1.3 The Case for Domain-Specific Hardware
Domain-specific hardware can be designed to be the best implementation for specific functions. An example of successful domain-specific hardware is the graphic processor unit (GPU).
GPUs were born to support advanced graphics interfaces by covering a well-defined domain of computing—matrix algebra—which is applicable to other workloads such as artificial intelligence (AI) and machine learning (ML). The combination of a domain-specific architecture with a domain-specific language (for example, CUDA and its libraries) led to rapid innovation.
Another important measure that is often overlooked is power per packet. Today’s cloud services are targeted at 100 Gbps, which for a reasonable packet size is equivalent to 25 Mpps. An acceptable power budget is 25 watts, which equates to 1 microwatt per packet per second. To achieve this minuscule amount of power usage, selecting the most appropriate hardware architecture is essential. For example, Field-Programmable Gate Arrays (FPGAs) have good programmability but cannot meet this stringent power requirement. You might wonder what the big deal is between 25 watts and 100 watts per server. On an average installation of 24 to 40 servers per rack, it means saving 1.8 to 3.0 kilowatts of power per rack.
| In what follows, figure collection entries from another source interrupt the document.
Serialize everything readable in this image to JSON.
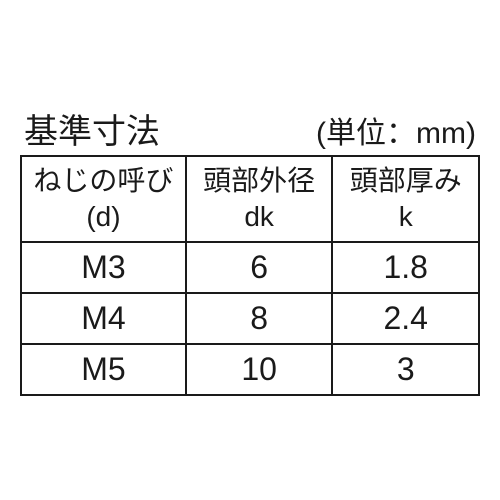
{
  "header": {
    "title": "基準寸法",
    "unit": "(単位：mm)"
  },
  "table": {
    "columns": [
      {
        "line1": "ねじの呼び",
        "line2": "(d)"
      },
      {
        "line1": "頭部外径",
        "line2": "dk"
      },
      {
        "line1": "頭部厚み",
        "line2": "k"
      }
    ],
    "rows": [
      [
        "M3",
        "6",
        "1.8"
      ],
      [
        "M4",
        "8",
        "2.4"
      ],
      [
        "M5",
        "10",
        "3"
      ]
    ],
    "border_color": "#1a1a1a",
    "background_color": "#ffffff",
    "text_color": "#1a1a1a",
    "header_fontsize": 28,
    "cell_fontsize": 32,
    "title_fontsize": 34,
    "unit_fontsize": 30
  }
}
To give you an example, 3 kilowatts is the peak consumption of a single-family home in Europe.
When dealing with features such as encryption (both symmetric and asymmetric) and compression, dedicated hardware structures explicitly designed to solve these issues have much higher throughput and consume far less power than general-purpose processors.
This book should prove to the reader that a properly architected domain-specific hardware platform, programmable through a domain-specific language (DSL), combined with hardware offload for compression and encryption, is the best implementation for a DSN.
Although hardware is an essential aspect of a distributed services platform, a distributed services platform also uses a considerable amount of software.
The management and control planes are entirely software, and even the data plane must be software defined. The hardware is what provides the performance and lowers latency and jitter when used in conjunction with software. When we compare performance and delays, the differences can be enormous. Leading solutions exist in which the first packet of a flow incurs a 20-millisecond delay and other solutions in which the same packet is processed in 2 microseconds: a difference of four orders of magnitude.